Parlons maintenant de l'île en elle-même, qui est tout simplement un lieu magique. C'est la plus grande île du lac Baïkal, blottie sur une immensité d'eau douce soumise aux marées et entourée de majestueuses montagnes. L'eau du Baïkal y est pure et souvent potable, la taille de ce lac est si grande qu'on y constate des phénomènes de marrées... c'est la plus grande réserve d'eau douce au monde, le fond du lac correspond à a jonction de deux plaques terrestre. Les paysages sont très variés : paysages de steppe, des plages avec des dunes, des rochers de marbre recouverts par des mousses épaisses, des collines et des conifères. Nous y étions en été, du coup il faisait bon et un petit air d'été en Normandie y régnait, mais il faut savoir que durant l'hiver le lac gèle suffisamment pour qu'on y roule en voiture (faut quand même être russe dans l'âme) et que même une année les soviétiques y avaient posé des rails de chemin de fer... Et pour les incrédules, on a retrouvé la trace des rails !

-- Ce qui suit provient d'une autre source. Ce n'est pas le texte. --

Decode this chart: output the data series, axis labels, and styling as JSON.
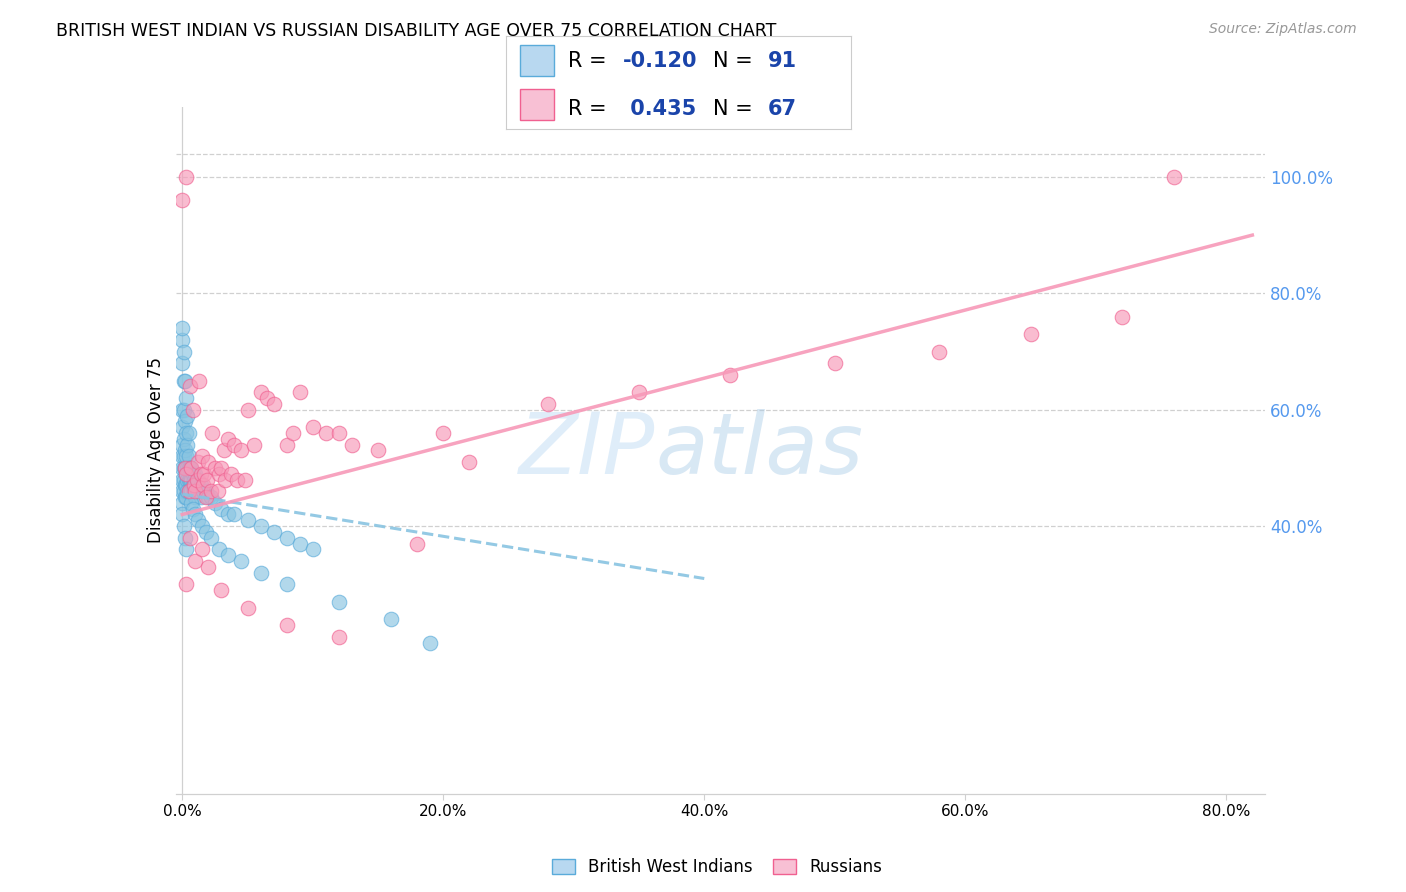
{
  "title": "BRITISH WEST INDIAN VS RUSSIAN DISABILITY AGE OVER 75 CORRELATION CHART",
  "source": "Source: ZipAtlas.com",
  "ylabel": "Disability Age Over 75",
  "watermark_zip": "ZIP",
  "watermark_atlas": "atlas",
  "bwi_color": "#89c4e1",
  "bwi_edge": "#5aabda",
  "rus_color": "#f799b8",
  "rus_edge": "#f06090",
  "bwi_trend_color": "#89c4e1",
  "rus_trend_color": "#f799b8",
  "grid_color": "#d0d0d0",
  "background_color": "#ffffff",
  "right_tick_color": "#5599ee",
  "legend_patch_bwi": "#b8d8f0",
  "legend_patch_rus": "#f8c0d4",
  "bwi_R": -0.12,
  "bwi_N": 91,
  "rus_R": 0.435,
  "rus_N": 67,
  "xmin": -0.005,
  "xmax": 0.83,
  "ymin": -0.06,
  "ymax": 1.12,
  "x_ticks": [
    0.0,
    0.2,
    0.4,
    0.6,
    0.8
  ],
  "x_tick_labels": [
    "0.0%",
    "20.0%",
    "40.0%",
    "60.0%",
    "80.0%"
  ],
  "y_ticks_right": [
    0.4,
    0.6,
    0.8,
    1.0
  ],
  "y_tick_labels_right": [
    "40.0%",
    "60.0%",
    "80.0%",
    "100.0%"
  ],
  "bwi_trend_x": [
    0.0,
    0.4
  ],
  "bwi_trend_y": [
    0.455,
    0.31
  ],
  "rus_trend_x": [
    0.0,
    0.82
  ],
  "rus_trend_y": [
    0.42,
    0.9
  ],
  "bwi_points": {
    "x": [
      0.0,
      0.0,
      0.0,
      0.0,
      0.0,
      0.0,
      0.0,
      0.0,
      0.0,
      0.0,
      0.001,
      0.001,
      0.001,
      0.001,
      0.001,
      0.001,
      0.001,
      0.002,
      0.002,
      0.002,
      0.002,
      0.002,
      0.003,
      0.003,
      0.003,
      0.003,
      0.003,
      0.004,
      0.004,
      0.004,
      0.004,
      0.005,
      0.005,
      0.005,
      0.005,
      0.006,
      0.006,
      0.006,
      0.007,
      0.007,
      0.007,
      0.008,
      0.008,
      0.009,
      0.009,
      0.01,
      0.01,
      0.01,
      0.012,
      0.012,
      0.014,
      0.014,
      0.016,
      0.018,
      0.02,
      0.022,
      0.025,
      0.03,
      0.035,
      0.04,
      0.05,
      0.06,
      0.07,
      0.08,
      0.09,
      0.1,
      0.0,
      0.001,
      0.002,
      0.003,
      0.004,
      0.005,
      0.0,
      0.001,
      0.002,
      0.003,
      0.007,
      0.008,
      0.01,
      0.012,
      0.015,
      0.018,
      0.022,
      0.028,
      0.035,
      0.045,
      0.06,
      0.08,
      0.12,
      0.16,
      0.19
    ],
    "y": [
      0.72,
      0.68,
      0.6,
      0.57,
      0.54,
      0.52,
      0.5,
      0.48,
      0.46,
      0.44,
      0.65,
      0.6,
      0.55,
      0.52,
      0.5,
      0.48,
      0.46,
      0.58,
      0.53,
      0.5,
      0.47,
      0.45,
      0.56,
      0.52,
      0.49,
      0.47,
      0.45,
      0.54,
      0.5,
      0.48,
      0.46,
      0.52,
      0.5,
      0.48,
      0.46,
      0.5,
      0.48,
      0.46,
      0.5,
      0.48,
      0.46,
      0.49,
      0.47,
      0.48,
      0.46,
      0.49,
      0.47,
      0.45,
      0.48,
      0.46,
      0.47,
      0.45,
      0.46,
      0.46,
      0.45,
      0.45,
      0.44,
      0.43,
      0.42,
      0.42,
      0.41,
      0.4,
      0.39,
      0.38,
      0.37,
      0.36,
      0.74,
      0.7,
      0.65,
      0.62,
      0.59,
      0.56,
      0.42,
      0.4,
      0.38,
      0.36,
      0.44,
      0.43,
      0.42,
      0.41,
      0.4,
      0.39,
      0.38,
      0.36,
      0.35,
      0.34,
      0.32,
      0.3,
      0.27,
      0.24,
      0.2
    ]
  },
  "rus_points": {
    "x": [
      0.003,
      0.0,
      0.002,
      0.003,
      0.005,
      0.006,
      0.007,
      0.008,
      0.009,
      0.01,
      0.011,
      0.012,
      0.013,
      0.014,
      0.015,
      0.016,
      0.017,
      0.018,
      0.019,
      0.02,
      0.022,
      0.023,
      0.025,
      0.027,
      0.028,
      0.03,
      0.032,
      0.033,
      0.035,
      0.037,
      0.04,
      0.042,
      0.045,
      0.048,
      0.05,
      0.055,
      0.06,
      0.065,
      0.07,
      0.08,
      0.085,
      0.09,
      0.1,
      0.11,
      0.12,
      0.13,
      0.15,
      0.18,
      0.22,
      0.28,
      0.35,
      0.42,
      0.5,
      0.58,
      0.65,
      0.72,
      0.76,
      0.003,
      0.006,
      0.01,
      0.015,
      0.02,
      0.03,
      0.05,
      0.08,
      0.12,
      0.2
    ],
    "y": [
      1.0,
      0.96,
      0.5,
      0.49,
      0.46,
      0.64,
      0.5,
      0.6,
      0.47,
      0.46,
      0.48,
      0.51,
      0.65,
      0.49,
      0.52,
      0.47,
      0.49,
      0.45,
      0.48,
      0.51,
      0.46,
      0.56,
      0.5,
      0.46,
      0.49,
      0.5,
      0.53,
      0.48,
      0.55,
      0.49,
      0.54,
      0.48,
      0.53,
      0.48,
      0.6,
      0.54,
      0.63,
      0.62,
      0.61,
      0.54,
      0.56,
      0.63,
      0.57,
      0.56,
      0.56,
      0.54,
      0.53,
      0.37,
      0.51,
      0.61,
      0.63,
      0.66,
      0.68,
      0.7,
      0.73,
      0.76,
      1.0,
      0.3,
      0.38,
      0.34,
      0.36,
      0.33,
      0.29,
      0.26,
      0.23,
      0.21,
      0.56
    ]
  }
}
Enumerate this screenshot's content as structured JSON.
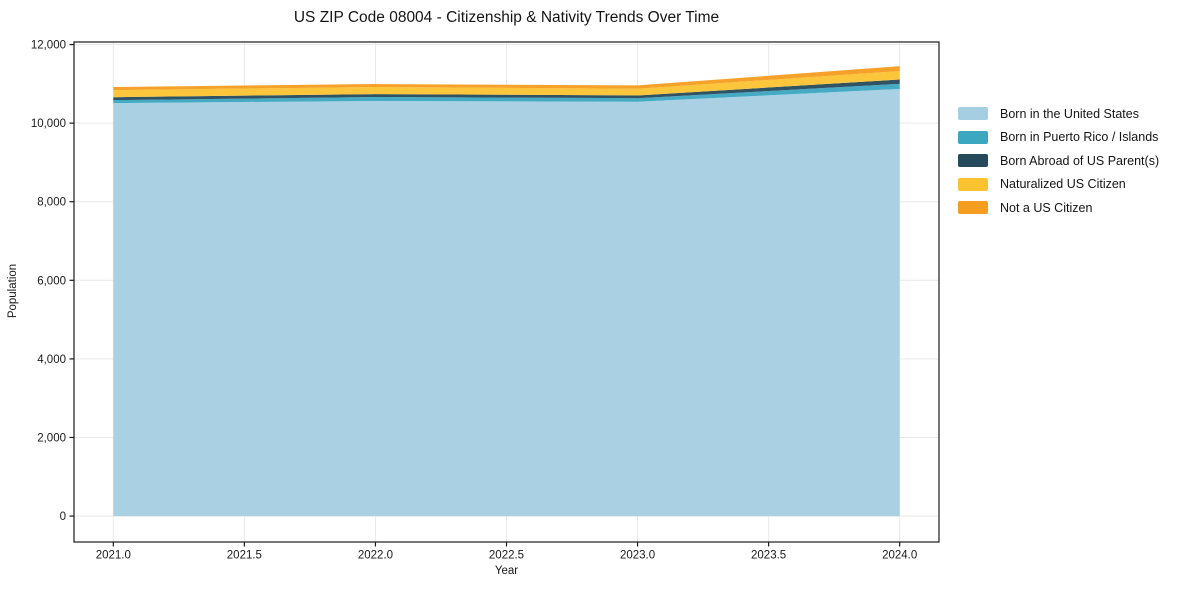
{
  "chart_data": {
    "type": "area",
    "stacked": true,
    "title": "US ZIP Code 08004 - Citizenship & Nativity Trends Over Time",
    "xlabel": "Year",
    "ylabel": "Population",
    "x": [
      2021,
      2022,
      2023,
      2024
    ],
    "series": [
      {
        "name": "Born in the United States",
        "color": "#a5cee3",
        "values": [
          10510,
          10565,
          10545,
          10870
        ]
      },
      {
        "name": "Born in Puerto Rico / Islands",
        "color": "#3ba7c1",
        "values": [
          75,
          100,
          90,
          130
        ]
      },
      {
        "name": "Born Abroad of US Parent(s)",
        "color": "#254a5c",
        "values": [
          75,
          75,
          70,
          110
        ]
      },
      {
        "name": "Naturalized US Citizen",
        "color": "#fcc331",
        "values": [
          180,
          180,
          170,
          215
        ]
      },
      {
        "name": "Not a US Citizen",
        "color": "#f59d1f",
        "values": [
          80,
          75,
          85,
          125
        ]
      }
    ],
    "totals": [
      10920,
      10995,
      10960,
      11450
    ],
    "xticks": {
      "values": [
        2021.0,
        2021.5,
        2022.0,
        2022.5,
        2023.0,
        2023.5,
        2024.0
      ],
      "labels": [
        "2021.0",
        "2021.5",
        "2022.0",
        "2022.5",
        "2023.0",
        "2023.5",
        "2024.0"
      ]
    },
    "yticks": {
      "values": [
        0,
        2000,
        4000,
        6000,
        8000,
        10000,
        12000
      ],
      "labels": [
        "0",
        "2,000",
        "4,000",
        "6,000",
        "8,000",
        "10,000",
        "12,000"
      ]
    },
    "xlim": [
      2020.85,
      2024.15
    ],
    "ylim": [
      -660,
      12065
    ],
    "grid": true,
    "legend_position": "right-outside"
  },
  "colors": {
    "background": "#ffffff",
    "grid": "#e9e9e9",
    "spine": "#1a1a1a",
    "text": "#1a1a1a"
  }
}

De nombreuses légendes accompagnent Olkhon et elle est considérée comme le centre sacré du monde des chamans du nord, qui y organisent leur rassemblement sacré tous les ans. Le centre suprême du culte est représenté par le rocher des chamans (à deux pas de l'auberge), les corps des chamans y étaient autrefois brûlés. Selon les légendes locales, on dit même que le rayonnement des esprits est si fort près du rocher qu'il est déconseillé aux femmes enceintes de s'en approcher... l'accouchement risquerait d'être prématuré, rien que ça ! Les lieux sacrés où s'expriment encore de nos jours le chamanisme sont nombreux sur l'île, et sous diverses formes (nous en avons pris quelques unes en photo). 

Le chammanisme

Des lieux de cultes sont installés un peu partout sur l'île où des personnes viennent y déposer des offrandes, dans l'espoir d'obtenir les faveurs des esprits de la nature. La cérémonie des offrandes se déroule suivant un scénario bien précis : il faut faire 3 fois le tour du totem (poteau ou arbre) ou de l'oovoo (tas de cailloux) dans le sens des aiguilles d'une montre. Suivant le type d'offrandes apportées, il existe différentes manières de la donner. Par exemple, pour l'alcool, il faut remplir au moins un verre de vodka ou en jeter quelques gouttes en l'air avant d'en boire à son tour et de laisser sur place le reste de la bouteille. On peut aussi laisser des cigarettes, des pièces de monnaies et de la nourriture. 

Le kolkhoze

Au détour de ballades sur l'île, nous sommes tombés face à de grands bâtiments en ruines, d'anciens kolkhozes d'élevages qui sont aujourd'hui complètement abandonnés. N'oublions pas que ce charmant décors était un bagne sous Staline où les bagnards y pratiquaient l'agriculture et la pêche loin de toutes oreilles et de tous yeux. Ces temps ont bien changés, seuls les ruines donnent un témoignage poignant de la détresse des exilés dans ce qui nous semble être maintenant un petit lieu de paradis. Cependant ces traces ne tarderont pas à disparaitre au profit d'établissements touristiques en bois dont la construction semble exploser. Oui, ne tardez pas à y foncer les amis, ce lieu ne restera peut-être plus aussi magique longtemps !

Le village et son port

Un petit mot tout de même sur le village en lui-même qui incarne pour nous le Far Est. Ici, pas de goudrons, les routes et les rues sont des pistes de sables, de boues et de cailloux. Les vaches et les chiens s'y promènent en toute liberté, et il est fréquent -pour ne pas dire systématique- de tomber nez à nez avec une vache en allant chercher la baguette du matin, c'est pas banal. Toutes les habitations sont en bois et s'établissent n'importe où, suivant les envies de chacun, il ne semble pas qu'un cadastre soit mis en place, ou alors il n'est absolument pas respecté. L'urbanisme ici dépend du bon sens des gens, et donc souvent de la quantité de vodka qu'ils ingurgitent avant de tracer les plans de la maison. Mais il faut avouer que tout cela fonctionne quand même plus ou moins, probablement grâce à la convivialité des habitants qui ont du s'entraider des années faces aux conditions des hivers Sibériens. Ce qui nous a fait le plus rire c'est la place centrale du village, pompeusement nommée "pond" sur les cartes, et qui n'est autre qu'une grande marre de boue et d'eau sur laquelle une carcasse de trabant (la voiture) trône au milieu depuis un certain temps, se dégradant à mesure des hivers, des pluies, et de l'appétit des chiens qui trainent.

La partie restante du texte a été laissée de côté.